OTTAWA — The Liberals and New Democrats are both making promises that would need some co-operation from the provinces to become reality, at a time when powerful premiers have made it clear they see their relationship with Ottawa headed in a very different direction.
Justin Trudeau announced Wednesday that a re-elected Liberal government would work with the provinces and territories to increase the benefit paid to surviving spouses through the Canada Pension Plan and the Quebec Pension Plan by 25 per cent.
That need to hammer things out with other levels of government might seem like a small detail, but it’s a reminder of how much things changed in the relationship between Ottawa and the provinces when the Liberals came to power, and then how much they have changed again since.
Stephen Harper met only twice with the premiers as a group during his time as Conservative prime minister, the last time being in 2009 to discuss the global economic crisis.
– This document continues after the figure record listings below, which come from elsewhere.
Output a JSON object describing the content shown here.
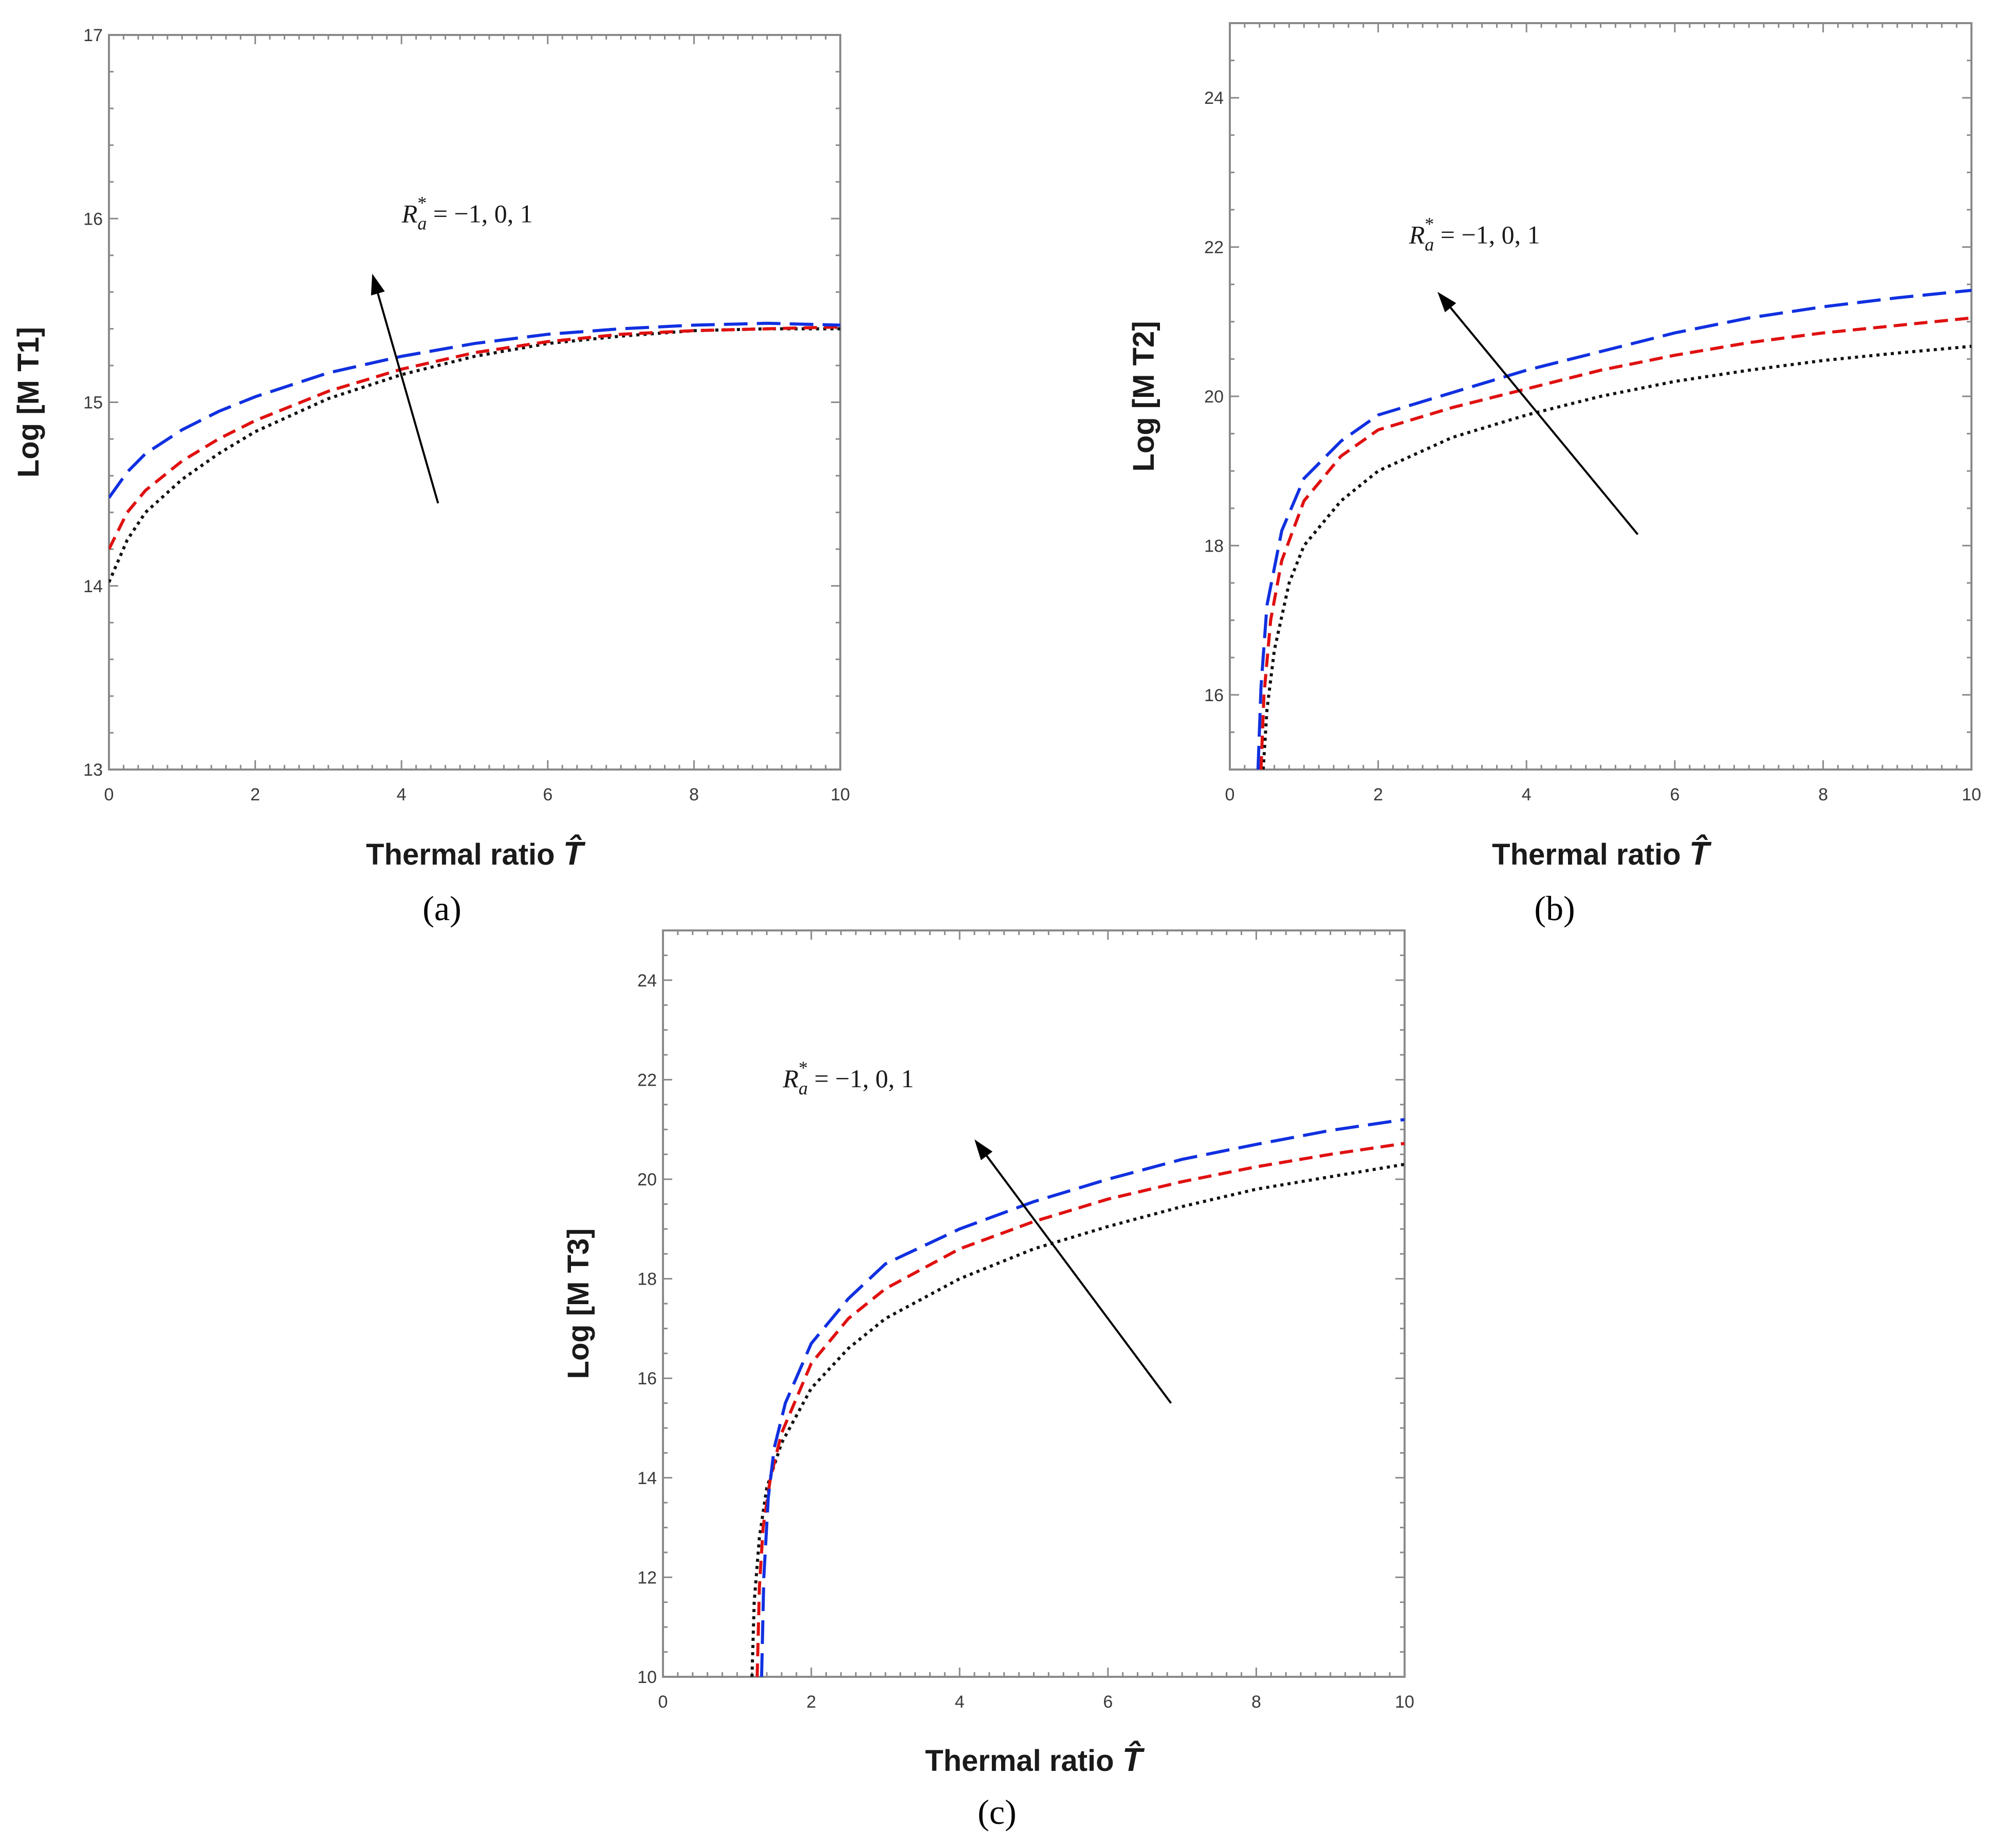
{
  "colors": {
    "R_minus1": "#111111",
    "R_0": "#e01010",
    "R_1": "#1030e0"
  },
  "chart_data": [
    {
      "type": "line",
      "panel": "a",
      "sublabel": "(a)",
      "xlabel": "Thermal ratio",
      "xlabel_symbol": "T̂",
      "ylabel": "Log [M T1]",
      "xlim": [
        0,
        10
      ],
      "ylim": [
        13,
        17
      ],
      "xticks": [
        0,
        2,
        4,
        6,
        8,
        10
      ],
      "yticks": [
        13,
        14,
        15,
        16,
        17
      ],
      "annotation": {
        "text_R": "R",
        "text_sub": "a",
        "text_sup": "*",
        "text_vals": " = −1, 0, 1",
        "label_x": 4.9,
        "label_y": 15.98,
        "arrow_from": [
          4.5,
          14.45
        ],
        "arrow_to": [
          3.6,
          15.7
        ]
      },
      "series": [
        {
          "name": "R_a* = -1",
          "style": "dotted",
          "x": [
            0,
            0.25,
            0.5,
            1,
            1.5,
            2,
            3,
            4,
            5,
            6,
            7,
            8,
            9,
            10
          ],
          "y": [
            14.02,
            14.25,
            14.4,
            14.58,
            14.72,
            14.84,
            15.02,
            15.15,
            15.25,
            15.32,
            15.36,
            15.39,
            15.4,
            15.4
          ]
        },
        {
          "name": "R_a* = 0",
          "style": "dashed",
          "x": [
            0,
            0.25,
            0.5,
            1,
            1.5,
            2,
            3,
            4,
            5,
            6,
            7,
            8,
            9,
            10
          ],
          "y": [
            14.2,
            14.4,
            14.52,
            14.68,
            14.8,
            14.9,
            15.06,
            15.18,
            15.27,
            15.33,
            15.37,
            15.39,
            15.4,
            15.41
          ]
        },
        {
          "name": "R_a* = 1",
          "style": "longdash",
          "x": [
            0,
            0.25,
            0.5,
            1,
            1.5,
            2,
            3,
            4,
            5,
            6,
            7,
            8,
            9,
            10
          ],
          "y": [
            14.48,
            14.62,
            14.72,
            14.85,
            14.95,
            15.03,
            15.16,
            15.25,
            15.32,
            15.37,
            15.4,
            15.42,
            15.43,
            15.42
          ]
        }
      ]
    },
    {
      "type": "line",
      "panel": "b",
      "sublabel": "(b)",
      "xlabel": "Thermal ratio",
      "xlabel_symbol": "T̂",
      "ylabel": "Log [M T2]",
      "xlim": [
        0,
        10
      ],
      "ylim": [
        15,
        25
      ],
      "xticks": [
        0,
        2,
        4,
        6,
        8,
        10
      ],
      "yticks": [
        16,
        18,
        20,
        22,
        24
      ],
      "annotation": {
        "text_R": "R",
        "text_sub": "a",
        "text_sup": "*",
        "text_vals": " = −1, 0, 1",
        "label_x": 3.3,
        "label_y": 22.05,
        "arrow_from": [
          5.5,
          18.15
        ],
        "arrow_to": [
          2.8,
          21.4
        ]
      },
      "series": [
        {
          "name": "R_a* = -1",
          "style": "dotted",
          "x": [
            0.45,
            0.5,
            0.6,
            0.8,
            1,
            1.5,
            2,
            3,
            4,
            5,
            6,
            7,
            8,
            9,
            10
          ],
          "y": [
            15.0,
            15.8,
            16.6,
            17.5,
            18.0,
            18.6,
            19.0,
            19.45,
            19.75,
            20.0,
            20.2,
            20.35,
            20.48,
            20.58,
            20.67
          ]
        },
        {
          "name": "R_a* = 0",
          "style": "dashed",
          "x": [
            0.42,
            0.46,
            0.55,
            0.7,
            1,
            1.5,
            2,
            3,
            4,
            5,
            6,
            7,
            8,
            9,
            10
          ],
          "y": [
            15.0,
            16.0,
            17.0,
            17.8,
            18.6,
            19.2,
            19.55,
            19.85,
            20.1,
            20.35,
            20.55,
            20.72,
            20.85,
            20.95,
            21.05
          ]
        },
        {
          "name": "R_a* = 1",
          "style": "longdash",
          "x": [
            0.38,
            0.42,
            0.5,
            0.7,
            1,
            1.5,
            2,
            3,
            4,
            5,
            6,
            7,
            8,
            9,
            10
          ],
          "y": [
            15.0,
            16.1,
            17.2,
            18.2,
            18.9,
            19.4,
            19.75,
            20.05,
            20.35,
            20.6,
            20.85,
            21.05,
            21.2,
            21.32,
            21.42
          ]
        }
      ]
    },
    {
      "type": "line",
      "panel": "c",
      "sublabel": "(c)",
      "xlabel": "Thermal ratio",
      "xlabel_symbol": "T̂",
      "ylabel": "Log [M T3]",
      "xlim": [
        0,
        10
      ],
      "ylim": [
        10,
        25
      ],
      "xticks": [
        0,
        2,
        4,
        6,
        8,
        10
      ],
      "yticks": [
        10,
        12,
        14,
        16,
        18,
        20,
        22,
        24
      ],
      "annotation": {
        "text_R": "R",
        "text_sub": "a",
        "text_sup": "*",
        "text_vals": " = −1, 0, 1",
        "label_x": 2.5,
        "label_y": 21.85,
        "arrow_from": [
          6.85,
          15.5
        ],
        "arrow_to": [
          4.2,
          20.8
        ]
      },
      "series": [
        {
          "name": "R_a* = -1",
          "style": "dotted",
          "x": [
            1.2,
            1.23,
            1.3,
            1.4,
            1.6,
            2,
            2.5,
            3,
            4,
            5,
            6,
            7,
            8,
            9,
            10
          ],
          "y": [
            10.0,
            11.5,
            12.8,
            13.8,
            14.7,
            15.8,
            16.6,
            17.2,
            18.0,
            18.6,
            19.05,
            19.45,
            19.8,
            20.05,
            20.3
          ]
        },
        {
          "name": "R_a* = 0",
          "style": "dashed",
          "x": [
            1.27,
            1.3,
            1.35,
            1.45,
            1.6,
            2,
            2.5,
            3,
            4,
            5,
            6,
            7,
            8,
            9,
            10
          ],
          "y": [
            10.0,
            11.8,
            13.0,
            14.0,
            14.9,
            16.3,
            17.2,
            17.8,
            18.6,
            19.15,
            19.6,
            19.95,
            20.25,
            20.5,
            20.72
          ]
        },
        {
          "name": "R_a* = 1",
          "style": "longdash",
          "x": [
            1.33,
            1.36,
            1.42,
            1.5,
            1.65,
            2,
            2.5,
            3,
            4,
            5,
            6,
            7,
            8,
            9,
            10
          ],
          "y": [
            10.0,
            12.0,
            13.6,
            14.6,
            15.5,
            16.7,
            17.6,
            18.3,
            19.0,
            19.55,
            20.0,
            20.4,
            20.7,
            20.98,
            21.2
          ]
        }
      ]
    }
  ]
}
He preferred to deal with them and their causes — or complaints — one at a time.
The premiers demanded a more collaborative relationship and Trudeau promised to deliver just that, arranging to sit down with his fellow first ministers to discuss climate change in November 2015, mere weeks after swearing in his cabinet.
The regular gatherings were friendly enough at first, helped along by how closely aligned Kathleen Wynne, then the Liberal premier of Ontario, was with the Trudeau government, on major priorities, including carbon pricing as a way to reduce greenhouse gas emissions.
Quebec was led by Liberal Philippe Couillard and Alberta’s Rachel Notley, a New Democrat, also had an outlook not too different from Trudeau’s.
Not everything was smooth sailing, but the Liberals eventually managed to get everyone except Saskatchewan to sign on to a framework on carbon pricing, and negotiated a new decade-long health accord.
They also worked out a deal with the provinces, excluding Quebec, to enhance the Canada Pension Plan, by increasing contributions gradually beginning this year, while boosting benefits for retirees on the other end.
The pensions promise Trudeau is making in this campaign, while not as broad, comes in a very different context.
Newer conservative premiers such as Doug Ford in Ontario and Jason Kenney in Alberta, among others, have been opposing the federal carbon tax and otherwise showing they are not eager to co-operate.
The Liberals are not expecting to face the same kind of opposition to enhancing the survivor’s benefit as they did to the carbon tax, but the frustration Trudeau appeared to express at the general state of things on Wednesday still shows the amount of discord around the table.
“People are choosing premiers who are choosing to use millions of dollars of your money to fight a concrete plan, to fight climate change in the courts,” he said at a campaign stop in Fredericton, “instead of figuring out to how to work with us to build a better future in which we can have a stronger environment and make life more affordable for all Canadians.”
Meanwhile, NDP Leader Jagmeet Singh promised to extend full public dental coverage to those whose household incomes are less than $70,000 year — billed as a move toward eventually including dentistry in universal public health care.
Singh said the NDP “denticare” plan, which would also include partial coverage for households with incomes between $70,000 and $90,000, was designed to be fully paid for by the federal government.
It is clear, though, that the NDP views this initial program as a stopgap.
As with the original creation of the public health care system, adding dental care to public coverage would require a long series of negotiations with the provinces and territories.
Singh hinted at those conversations to come when he said he hoped that by relieving the provinces of some of the burden, they would start looking at how they could expand their own existing programs that subsidize dental care.
“We don’t have control over those provincial programs,” Singh said in Sudbury, Ont. “They are good starts, but they don’t go far enough.”
Conservative Leader Andrew Scheer also faced questions Wednesday about how he would handle federal-provincial relations, specifically with Quebec.
On Tuesday, Quebec Premier Francois Legault issued a list of demands to the federal party leaders, asking for his province to have greater control over immigration, tax collection and language regulation.
Scheer said he is willing to work on eliminating federal-provincial duplication of labour market opinions for temporary foreign workers, which sometimes slow things down, and committed to changes that would see Quebecers file only one income tax return.
Quebec currently requires its residents to file separate tax forms, but is willing to combine them if Quebec gets to handle both the federal and provincial systems.
Scheer said he would also be prepared to stand up for his promised national energy corridor, even if it means having to assert federal jurisdiction over any opposition to pipelines that would run through Quebec.
“We have respect for provincial areas of jurisdiction and the other side of that coin is we also have respect for federal jurisdiction,” Scheer said in Hamilton on Wednesday.